I wasn’t sure if I’d moved or she’d moved, or if gravity had somehow pulled us together, but our lips ended up so close that if I even replied, our mouths would brush.

Dread filled me. A sinking feeling I’d lost this battle.

That I couldn’t fight it anymore. But I didn’t move.

I didn’t take the last breath that would cause our lips to touch.

I just watched, drowning in the hunger of her eyes, as every fiber in my being told me to sink into them.

Into her. To finally take what was mine.

Except, she wasn’t mine to take.

She wasn’t mine.

She wasn’t mine.

She wasn’t mine.

She closed her eyes again, letting go of my shirt, releasing me, and putting space between us once more. I found myself hating the inches that now existed between our lips when, moments ago, I’d been dreading our closeness.

“Don’t worry, Frogman. I promised myself I’d never give you the chance to reject me again. So don’t consider this an offer. You’re off the hook for good when it comes to me. ”

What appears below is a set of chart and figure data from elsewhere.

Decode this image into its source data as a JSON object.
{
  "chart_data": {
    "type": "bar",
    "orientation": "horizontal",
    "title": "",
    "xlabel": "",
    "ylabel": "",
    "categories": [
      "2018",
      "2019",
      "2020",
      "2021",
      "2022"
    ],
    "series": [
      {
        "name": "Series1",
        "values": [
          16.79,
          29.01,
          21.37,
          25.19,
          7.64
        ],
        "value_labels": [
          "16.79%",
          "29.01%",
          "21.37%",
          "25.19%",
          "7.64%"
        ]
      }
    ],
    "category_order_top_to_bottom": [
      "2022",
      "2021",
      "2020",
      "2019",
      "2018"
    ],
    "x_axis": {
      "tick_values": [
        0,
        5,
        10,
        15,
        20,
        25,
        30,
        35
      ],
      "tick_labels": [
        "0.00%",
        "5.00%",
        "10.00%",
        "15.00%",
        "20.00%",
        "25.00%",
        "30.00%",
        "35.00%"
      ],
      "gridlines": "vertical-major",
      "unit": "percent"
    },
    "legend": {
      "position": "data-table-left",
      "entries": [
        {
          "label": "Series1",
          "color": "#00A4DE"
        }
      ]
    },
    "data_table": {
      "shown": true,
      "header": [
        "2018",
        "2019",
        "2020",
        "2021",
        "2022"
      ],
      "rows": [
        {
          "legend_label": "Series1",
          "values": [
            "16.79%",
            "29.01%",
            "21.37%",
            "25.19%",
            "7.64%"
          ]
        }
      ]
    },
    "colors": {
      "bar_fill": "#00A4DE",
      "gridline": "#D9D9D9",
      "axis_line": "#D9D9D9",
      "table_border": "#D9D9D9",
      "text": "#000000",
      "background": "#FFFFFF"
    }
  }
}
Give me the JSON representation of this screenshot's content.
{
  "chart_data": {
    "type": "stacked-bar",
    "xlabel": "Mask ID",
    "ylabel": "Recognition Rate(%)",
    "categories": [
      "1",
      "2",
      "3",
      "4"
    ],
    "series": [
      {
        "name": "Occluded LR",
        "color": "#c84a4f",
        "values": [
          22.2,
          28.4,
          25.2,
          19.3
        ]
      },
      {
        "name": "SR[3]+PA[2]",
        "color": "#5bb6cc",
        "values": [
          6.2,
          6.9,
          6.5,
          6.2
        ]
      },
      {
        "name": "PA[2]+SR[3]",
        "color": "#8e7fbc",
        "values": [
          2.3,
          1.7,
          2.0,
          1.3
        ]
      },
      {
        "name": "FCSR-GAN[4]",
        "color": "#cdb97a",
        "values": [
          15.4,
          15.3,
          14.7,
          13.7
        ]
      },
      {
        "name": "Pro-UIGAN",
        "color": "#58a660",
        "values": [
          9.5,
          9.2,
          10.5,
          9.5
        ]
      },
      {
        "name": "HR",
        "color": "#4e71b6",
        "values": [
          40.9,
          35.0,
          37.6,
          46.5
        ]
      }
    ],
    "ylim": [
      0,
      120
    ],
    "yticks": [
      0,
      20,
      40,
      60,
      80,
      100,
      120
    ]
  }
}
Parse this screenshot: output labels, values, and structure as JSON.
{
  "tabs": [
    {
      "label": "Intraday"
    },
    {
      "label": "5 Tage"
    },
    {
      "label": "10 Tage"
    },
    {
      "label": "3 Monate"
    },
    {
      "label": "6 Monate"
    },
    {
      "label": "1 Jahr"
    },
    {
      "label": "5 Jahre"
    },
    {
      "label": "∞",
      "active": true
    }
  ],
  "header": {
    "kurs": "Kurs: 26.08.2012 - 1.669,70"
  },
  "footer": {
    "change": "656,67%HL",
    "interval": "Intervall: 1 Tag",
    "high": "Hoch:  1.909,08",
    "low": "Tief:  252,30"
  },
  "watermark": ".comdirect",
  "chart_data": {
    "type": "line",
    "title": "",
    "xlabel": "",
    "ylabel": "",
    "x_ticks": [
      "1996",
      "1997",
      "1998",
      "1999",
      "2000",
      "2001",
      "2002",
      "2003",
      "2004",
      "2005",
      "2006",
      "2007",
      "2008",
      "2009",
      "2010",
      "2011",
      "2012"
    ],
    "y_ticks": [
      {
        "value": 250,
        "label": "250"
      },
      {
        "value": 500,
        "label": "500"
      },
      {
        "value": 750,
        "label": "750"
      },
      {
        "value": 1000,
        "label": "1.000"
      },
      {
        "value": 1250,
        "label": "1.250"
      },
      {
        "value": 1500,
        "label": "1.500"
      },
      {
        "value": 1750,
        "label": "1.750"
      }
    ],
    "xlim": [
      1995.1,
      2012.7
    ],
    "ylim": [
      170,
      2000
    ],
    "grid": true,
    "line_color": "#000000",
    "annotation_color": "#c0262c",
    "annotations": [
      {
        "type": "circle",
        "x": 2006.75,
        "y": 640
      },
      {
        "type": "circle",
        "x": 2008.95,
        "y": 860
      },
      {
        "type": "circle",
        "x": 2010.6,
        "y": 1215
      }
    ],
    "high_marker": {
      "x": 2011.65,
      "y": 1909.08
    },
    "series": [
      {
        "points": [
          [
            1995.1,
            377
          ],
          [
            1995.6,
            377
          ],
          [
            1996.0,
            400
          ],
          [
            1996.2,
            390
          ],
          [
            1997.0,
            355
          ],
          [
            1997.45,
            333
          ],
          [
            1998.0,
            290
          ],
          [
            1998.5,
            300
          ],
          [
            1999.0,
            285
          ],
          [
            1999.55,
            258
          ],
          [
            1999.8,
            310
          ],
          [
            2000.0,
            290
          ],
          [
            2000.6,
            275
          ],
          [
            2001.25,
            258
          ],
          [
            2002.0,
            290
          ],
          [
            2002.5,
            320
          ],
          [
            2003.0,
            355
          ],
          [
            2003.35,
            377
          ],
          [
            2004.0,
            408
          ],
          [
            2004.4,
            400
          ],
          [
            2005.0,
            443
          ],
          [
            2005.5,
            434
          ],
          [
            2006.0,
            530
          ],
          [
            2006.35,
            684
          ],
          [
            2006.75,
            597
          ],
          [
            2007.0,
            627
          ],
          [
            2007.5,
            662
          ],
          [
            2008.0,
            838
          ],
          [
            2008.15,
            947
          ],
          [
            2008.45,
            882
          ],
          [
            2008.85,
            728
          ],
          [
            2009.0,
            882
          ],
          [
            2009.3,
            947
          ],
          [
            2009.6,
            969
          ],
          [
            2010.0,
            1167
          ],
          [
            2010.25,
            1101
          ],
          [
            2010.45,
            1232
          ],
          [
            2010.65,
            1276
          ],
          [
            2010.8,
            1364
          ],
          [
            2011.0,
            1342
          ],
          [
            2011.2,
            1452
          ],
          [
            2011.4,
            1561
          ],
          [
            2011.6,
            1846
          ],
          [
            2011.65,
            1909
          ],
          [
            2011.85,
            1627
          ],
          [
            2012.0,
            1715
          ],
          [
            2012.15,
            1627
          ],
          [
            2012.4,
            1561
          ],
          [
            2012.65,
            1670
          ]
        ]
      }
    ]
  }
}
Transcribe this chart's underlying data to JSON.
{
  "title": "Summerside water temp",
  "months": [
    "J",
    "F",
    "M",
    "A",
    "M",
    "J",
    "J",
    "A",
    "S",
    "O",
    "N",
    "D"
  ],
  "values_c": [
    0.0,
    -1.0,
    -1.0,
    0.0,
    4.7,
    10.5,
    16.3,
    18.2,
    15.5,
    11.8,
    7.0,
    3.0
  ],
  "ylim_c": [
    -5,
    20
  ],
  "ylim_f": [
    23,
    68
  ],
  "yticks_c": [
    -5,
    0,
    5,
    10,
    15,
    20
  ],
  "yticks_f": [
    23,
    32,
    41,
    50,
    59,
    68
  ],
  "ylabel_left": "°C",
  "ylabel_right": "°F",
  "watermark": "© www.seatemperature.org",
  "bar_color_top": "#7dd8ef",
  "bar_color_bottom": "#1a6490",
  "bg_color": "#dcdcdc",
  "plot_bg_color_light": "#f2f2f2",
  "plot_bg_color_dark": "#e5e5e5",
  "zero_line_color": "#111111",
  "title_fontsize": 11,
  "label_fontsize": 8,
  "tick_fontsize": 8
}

I hated that almost as much as the space between us. I didn’t want to be off the hook. I wanted to be on it, dangling from a line that only Fallon controlled. I wanted her reeling me in, inch by inch.

I still didn’t move as my body and mind and heart all warred with each other.

Take her. Leave her. Love her.

It was the last thought that had me jerking away.

Love her? Where the fuck had that come from?

I did love her. Like one loved family. Friends. People who were important to you.

And maybe, sometimes, in the dark corners of my mind, I’d thought there could be something more…before promises and honor had stopped me from taking what she’d offered.

The love my parents had, or her dad and Sadie had, wasn’t something I could have with Fallon.

Not only because it was very rare for anyone to have that timeless, all-consuming love, but because I wouldn’t leave a family to fend for themselves while I went off to fight wars no one on this planet knew we were fighting.

I stepped away as I always had, telling myself I was doing the right thing, the brave thing. But as I strode from her room and shut the door, I feared she might have been right. I really was a chicken. A fucking coward.